"I have known Fred Watts for 22 years, since 1998 when I first began working at Wilbraham & Monson Academy as the Director of Alumni Affairs. Fred had recently retired from the Academy, but he was no less active in the life of the school or influential in the community or with the alumni."
Letter to Alumni
From Head of School Brian P. Easler
Nov. 13, 2020
Dear WMA Alumni,
I have known Fred Watts for 22 years, since 1998 when I first began working at Wilbraham & Monson Academy as the Director of Alumni Affairs. Fred had recently retired from the Academy, but he was no less active in the life of the school or influential in the community or with the alumni. Mr. Watts is literally an institutional icon at WMA; he was the center of every gathering (with a gravitational pull few could resist), and he certainly had a significant impact on me, the young and very green new Alumni Director.

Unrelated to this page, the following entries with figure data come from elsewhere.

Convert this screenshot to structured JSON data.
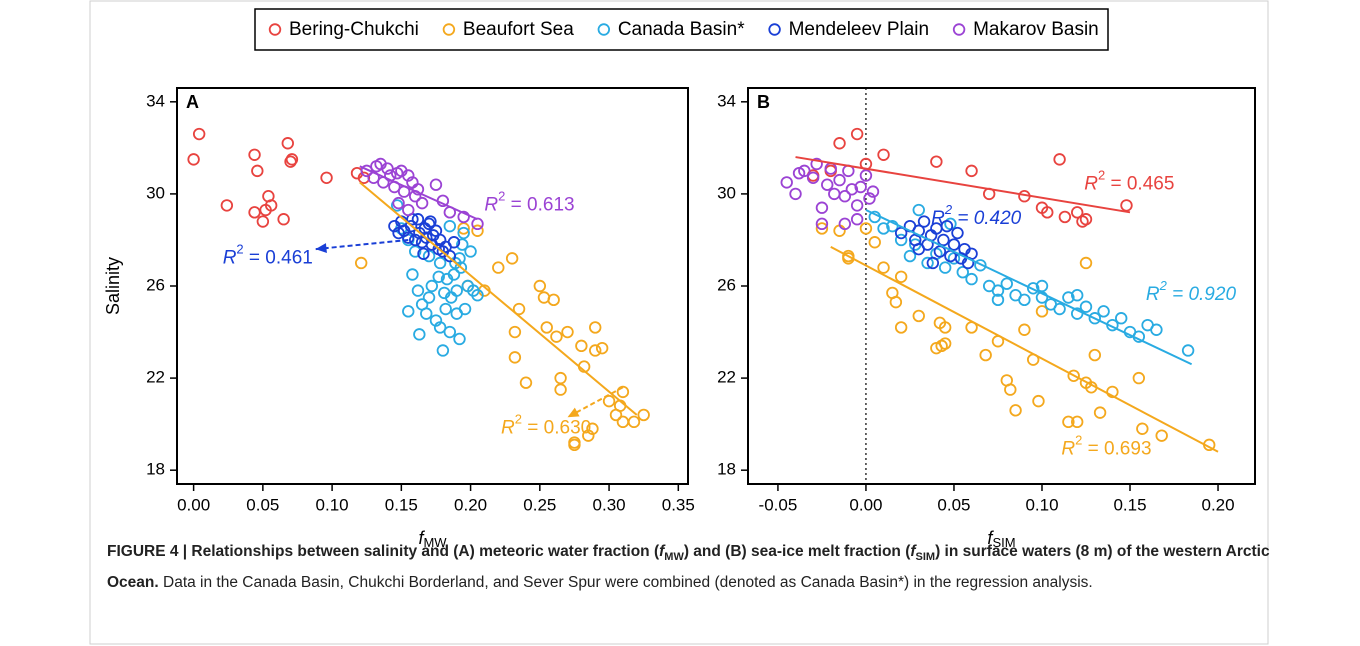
{
  "legend_position": "top",
  "chart_data": [
    {
      "type": "scatter",
      "panel_label": "A",
      "xlabel": {
        "symbol": "f",
        "subscript": "MW"
      },
      "ylabel": "Salinity",
      "xlim": [
        -0.012,
        0.357
      ],
      "ylim": [
        17.4,
        34.6
      ],
      "xticks": [
        {
          "value": 0,
          "label": "0.00"
        },
        {
          "value": 0.05,
          "label": "0.05"
        },
        {
          "value": 0.1,
          "label": "0.10"
        },
        {
          "value": 0.15,
          "label": "0.15"
        },
        {
          "value": 0.2,
          "label": "0.20"
        },
        {
          "value": 0.25,
          "label": "0.25"
        },
        {
          "value": 0.3,
          "label": "0.30"
        },
        {
          "value": 0.35,
          "label": "0.35"
        }
      ],
      "yticks": [
        18,
        22,
        26,
        30,
        34
      ],
      "series": [
        {
          "name": "Bering-Chukchi",
          "color": "#e8433f",
          "x": [
            0.0,
            0.004,
            0.024,
            0.044,
            0.046,
            0.044,
            0.05,
            0.052,
            0.054,
            0.056,
            0.065,
            0.068,
            0.07,
            0.071,
            0.096,
            0.118,
            0.123
          ],
          "y": [
            31.5,
            32.6,
            29.5,
            31.7,
            31.0,
            29.2,
            28.8,
            29.3,
            29.9,
            29.5,
            28.9,
            32.2,
            31.4,
            31.5,
            30.7,
            30.9,
            30.7
          ]
        },
        {
          "name": "Beaufort Sea",
          "color": "#f4a81d",
          "x": [
            0.121,
            0.205,
            0.22,
            0.23,
            0.232,
            0.232,
            0.235,
            0.24,
            0.25,
            0.253,
            0.255,
            0.26,
            0.262,
            0.265,
            0.265,
            0.27,
            0.275,
            0.275,
            0.28,
            0.282,
            0.285,
            0.288,
            0.29,
            0.29,
            0.295,
            0.3,
            0.305,
            0.308,
            0.31,
            0.31,
            0.318,
            0.325,
            0.21,
            0.198,
            0.195
          ],
          "y": [
            27.0,
            28.4,
            26.8,
            27.2,
            24.0,
            22.9,
            25.0,
            21.8,
            26.0,
            25.5,
            24.2,
            25.4,
            23.8,
            22.0,
            21.5,
            24.0,
            19.2,
            19.1,
            23.4,
            22.5,
            19.5,
            19.8,
            24.2,
            23.2,
            23.3,
            21.0,
            20.4,
            20.8,
            21.4,
            20.1,
            20.1,
            20.4,
            25.8,
            26.0,
            28.5
          ],
          "fit": {
            "x": [
              0.12,
              0.32
            ],
            "y": [
              30.5,
              20.4
            ]
          },
          "annotation": {
            "symbol": "R",
            "superscript": "2",
            "text": " = 0.630",
            "x": 0.222,
            "y": 19.8,
            "arrow": {
              "x": [
                0.31,
                0.27
              ],
              "y": [
                21.6,
                20.3
              ]
            }
          }
        },
        {
          "name": "Canada Basin*",
          "color": "#29abe2",
          "x": [
            0.147,
            0.15,
            0.155,
            0.16,
            0.162,
            0.165,
            0.168,
            0.17,
            0.172,
            0.175,
            0.178,
            0.18,
            0.182,
            0.183,
            0.185,
            0.186,
            0.188,
            0.189,
            0.19,
            0.19,
            0.192,
            0.193,
            0.194,
            0.195,
            0.196,
            0.198,
            0.2,
            0.202,
            0.205,
            0.158,
            0.155,
            0.163,
            0.17,
            0.178,
            0.185,
            0.192,
            0.177,
            0.181
          ],
          "y": [
            29.5,
            28.5,
            28.0,
            27.5,
            25.8,
            25.2,
            24.8,
            25.5,
            26.0,
            24.5,
            24.2,
            23.2,
            25.0,
            26.3,
            24.0,
            25.5,
            26.5,
            27.0,
            25.8,
            24.8,
            23.7,
            26.8,
            27.8,
            28.3,
            25.0,
            26.0,
            27.5,
            25.8,
            25.6,
            26.5,
            24.9,
            23.9,
            27.3,
            27.0,
            28.6,
            27.2,
            26.4,
            25.7
          ]
        },
        {
          "name": "Mendeleev Plain",
          "color": "#1a3fd6",
          "x": [
            0.145,
            0.148,
            0.15,
            0.152,
            0.155,
            0.157,
            0.16,
            0.162,
            0.163,
            0.165,
            0.167,
            0.168,
            0.17,
            0.172,
            0.173,
            0.175,
            0.177,
            0.178,
            0.18,
            0.182,
            0.185,
            0.188,
            0.158,
            0.166,
            0.171
          ],
          "y": [
            28.6,
            28.3,
            28.8,
            28.4,
            28.1,
            28.6,
            28.0,
            28.9,
            28.3,
            27.9,
            28.5,
            28.1,
            28.7,
            27.8,
            28.2,
            28.4,
            27.6,
            28.0,
            27.5,
            27.7,
            27.3,
            27.9,
            28.9,
            27.4,
            28.8
          ],
          "annotation": {
            "symbol": "R",
            "superscript": "2",
            "text": " = 0.461",
            "x": 0.021,
            "y": 27.2,
            "arrow": {
              "x": [
                0.155,
                0.088
              ],
              "y": [
                28.0,
                27.6
              ]
            }
          }
        },
        {
          "name": "Makarov Basin",
          "color": "#9b43d4",
          "x": [
            0.125,
            0.13,
            0.132,
            0.135,
            0.137,
            0.14,
            0.142,
            0.145,
            0.147,
            0.15,
            0.152,
            0.155,
            0.158,
            0.16,
            0.162,
            0.165,
            0.175,
            0.18,
            0.185,
            0.195,
            0.205,
            0.148,
            0.155
          ],
          "y": [
            31.0,
            30.7,
            31.2,
            31.3,
            30.5,
            31.1,
            30.8,
            30.3,
            30.9,
            31.0,
            30.1,
            30.8,
            30.5,
            29.9,
            30.2,
            29.6,
            30.4,
            29.7,
            29.2,
            29.0,
            28.7,
            29.6,
            29.3
          ],
          "fit": {
            "x": [
              0.12,
              0.205
            ],
            "y": [
              31.2,
              28.9
            ]
          },
          "annotation": {
            "symbol": "R",
            "superscript": "2",
            "text": " = 0.613",
            "x": 0.21,
            "y": 29.5
          }
        }
      ]
    },
    {
      "type": "scatter",
      "panel_label": "B",
      "xlabel": {
        "symbol": "f",
        "subscript": "SIM"
      },
      "xlim": [
        -0.067,
        0.221
      ],
      "ylim": [
        17.4,
        34.6
      ],
      "vline": 0,
      "xticks": [
        {
          "value": -0.05,
          "label": "-0.05"
        },
        {
          "value": 0,
          "label": "0.00"
        },
        {
          "value": 0.05,
          "label": "0.05"
        },
        {
          "value": 0.1,
          "label": "0.10"
        },
        {
          "value": 0.15,
          "label": "0.15"
        },
        {
          "value": 0.2,
          "label": "0.20"
        }
      ],
      "yticks": [
        18,
        22,
        26,
        30,
        34
      ],
      "series": [
        {
          "color": "#e8433f",
          "x": [
            -0.015,
            -0.005,
            0.0,
            0.01,
            0.04,
            0.06,
            0.07,
            0.09,
            0.1,
            0.103,
            0.11,
            0.113,
            0.12,
            0.123,
            0.125,
            0.148,
            -0.03,
            -0.02
          ],
          "y": [
            32.2,
            32.6,
            31.3,
            31.7,
            31.4,
            31.0,
            30.0,
            29.9,
            29.4,
            29.2,
            31.5,
            29.0,
            29.2,
            28.8,
            28.9,
            29.5,
            30.8,
            31.0
          ],
          "fit": {
            "x": [
              -0.04,
              0.15
            ],
            "y": [
              31.6,
              29.2
            ]
          },
          "annotation": {
            "symbol": "R",
            "superscript": "2",
            "text": " = 0.465",
            "x": 0.124,
            "y": 30.4
          }
        },
        {
          "color": "#f4a81d",
          "x": [
            -0.025,
            -0.015,
            -0.01,
            -0.01,
            0.0,
            0.005,
            0.01,
            0.015,
            0.017,
            0.02,
            0.02,
            0.03,
            0.04,
            0.042,
            0.043,
            0.045,
            0.06,
            0.068,
            0.075,
            0.08,
            0.082,
            0.085,
            0.09,
            0.095,
            0.098,
            0.1,
            0.115,
            0.118,
            0.12,
            0.125,
            0.128,
            0.13,
            0.133,
            0.14,
            0.155,
            0.157,
            0.168,
            0.195,
            0.125,
            0.045
          ],
          "y": [
            28.5,
            28.4,
            27.3,
            27.2,
            28.5,
            27.9,
            26.8,
            25.7,
            25.3,
            24.2,
            26.4,
            24.7,
            23.3,
            24.4,
            23.4,
            23.5,
            24.2,
            23.0,
            23.6,
            21.9,
            21.5,
            20.6,
            24.1,
            22.8,
            21.0,
            24.9,
            20.1,
            22.1,
            20.1,
            21.8,
            21.6,
            23.0,
            20.5,
            21.4,
            22.0,
            19.8,
            19.5,
            19.1,
            27.0,
            24.2
          ],
          "fit": {
            "x": [
              -0.02,
              0.2
            ],
            "y": [
              27.7,
              18.8
            ]
          },
          "annotation": {
            "symbol": "R",
            "superscript": "2",
            "text": " = 0.693",
            "x": 0.111,
            "y": 18.9
          }
        },
        {
          "color": "#29abe2",
          "x": [
            0.005,
            0.01,
            0.015,
            0.02,
            0.025,
            0.028,
            0.03,
            0.035,
            0.04,
            0.045,
            0.05,
            0.055,
            0.06,
            0.065,
            0.07,
            0.075,
            0.08,
            0.085,
            0.09,
            0.095,
            0.1,
            0.105,
            0.11,
            0.115,
            0.12,
            0.125,
            0.13,
            0.135,
            0.14,
            0.145,
            0.15,
            0.155,
            0.16,
            0.165,
            0.183,
            0.075,
            0.1,
            0.12,
            0.048
          ],
          "y": [
            29.0,
            28.5,
            28.6,
            28.0,
            27.3,
            27.8,
            29.3,
            27.0,
            27.4,
            26.8,
            27.2,
            26.6,
            26.3,
            26.9,
            26.0,
            25.8,
            26.1,
            25.6,
            25.4,
            25.9,
            25.5,
            25.2,
            25.0,
            25.5,
            24.8,
            25.1,
            24.6,
            24.9,
            24.3,
            24.6,
            24.0,
            23.8,
            24.3,
            24.1,
            23.2,
            25.4,
            26.0,
            25.6,
            28.7
          ],
          "fit": {
            "x": [
              0.0,
              0.185
            ],
            "y": [
              29.3,
              22.6
            ]
          },
          "annotation": {
            "symbol": "R",
            "superscript": "2",
            "text": " = 0.920",
            "x": 0.159,
            "y": 25.6
          }
        },
        {
          "color": "#1a3fd6",
          "x": [
            0.02,
            0.025,
            0.028,
            0.03,
            0.033,
            0.035,
            0.037,
            0.04,
            0.042,
            0.044,
            0.046,
            0.048,
            0.05,
            0.052,
            0.054,
            0.056,
            0.058,
            0.06,
            0.038,
            0.03
          ],
          "y": [
            28.3,
            28.6,
            28.0,
            28.4,
            28.8,
            27.8,
            28.2,
            28.5,
            27.5,
            28.0,
            28.6,
            27.3,
            27.8,
            28.3,
            27.2,
            27.6,
            27.0,
            27.4,
            27.0,
            27.6
          ],
          "annotation": {
            "symbol": "R",
            "superscript": "2",
            "text": " = 0.420",
            "x": 0.037,
            "y": 28.9
          }
        },
        {
          "color": "#9b43d4",
          "x": [
            -0.045,
            -0.04,
            -0.038,
            -0.035,
            -0.03,
            -0.028,
            -0.025,
            -0.022,
            -0.02,
            -0.018,
            -0.015,
            -0.012,
            -0.01,
            -0.008,
            -0.005,
            -0.003,
            0.0,
            0.002,
            0.004,
            -0.025,
            -0.012,
            -0.005
          ],
          "y": [
            30.5,
            30.0,
            30.9,
            31.0,
            30.7,
            31.3,
            29.4,
            30.4,
            31.1,
            30.0,
            30.6,
            29.9,
            31.0,
            30.2,
            29.5,
            30.3,
            30.8,
            29.8,
            30.1,
            28.7,
            28.7,
            28.9
          ]
        }
      ]
    }
  ],
  "caption": [
    {
      "text": "FIGURE 4 | Relationships between salinity and (A) meteoric water fraction (",
      "style": "bold"
    },
    {
      "text": "f",
      "style": "bold-italic"
    },
    {
      "text": "MW",
      "style": "bold-sub"
    },
    {
      "text": ") and (B) sea-ice melt fraction (",
      "style": "bold"
    },
    {
      "text": "f",
      "style": "bold-italic"
    },
    {
      "text": "SIM",
      "style": "bold-sub"
    },
    {
      "text": ") in surface waters (8 m) of the western Arctic Ocean.",
      "style": "bold"
    },
    {
      "text": " Data in the Canada Basin, Chukchi Borderland, and Sever Spur were combined (denoted as Canada Basin*) in the regression analysis.",
      "style": "regular"
    }
  ]
}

I would spend hours with Fred in those days - sitting together in some campus space, or at the Student Prince or the Colony Club after retrieving him from the train station, perhaps with a cold refreshment or two - reminiscing about his exploits at the school and reveling in his vivid, well-told and usually hilarious stories. I learned about WMA from the inside out, from the man who knew it all. What better resource could a new alumni director have, and what better friend to accompany me on my own WMA journey.
Fred had a great deal of patience with me (he would say with a twinkle in his eye that I required a great deal of patience). Those of you who knew him well would expect that kind of patience, and you would also expect that he also had a good bit of fun at my expense when I deserved it. Although Fred was never my formal teacher as he was to thousands of WMA alumni, he was my teacher and mentor nonetheless because that is what Fred was at heart - a teacher and a mentor to anyone who benefitted from engaging with him. It is said that a teacher’s impact is measured in their positive influence on the lives of their students for the decades that follow. As such, Fred Watts leaves behind a remarkable legacy through not only those of us who learned from him but also many, many more who benefit secondhand through Fred’s positive impact on us. We would all be fortunate to leave such an imprint on the world.
I know Fred was disappointed in me at least twice, or so he quipped - once when I switched from the Alumni Office to the Deans Office, and then again when I became a (dreaded) headmaster. The best piece of educational advice I ever received came from Fred on one of those occasions, however, when I became the Dean of Students. Fred said - “If you MUST become the Dean, Brian, you will need to strike the right balance in your relationship with the students. Their feelings toward you should roughly equate to 40% respect, 40% love and 20% fear.” I have to admit ... I was skeptical. In my experience, though, 14 years as the Dean and now six as the Head, Mr. Watts’ advice was absolutely precise and timeless … and that formula served us both very well.
Through all of his humor and his wit and his ribbing ... and his storytelling ... it was obvious to all that Fred cared deeply for the Academy and all of its people; and that love was reciprocated in a way that should warm the hearts of all educators.
I will spend the rest of my time continuing to try to make Mr. Watts proud of me and his beloved school, and trying to live a life as purposeful and honorable as the one he lived.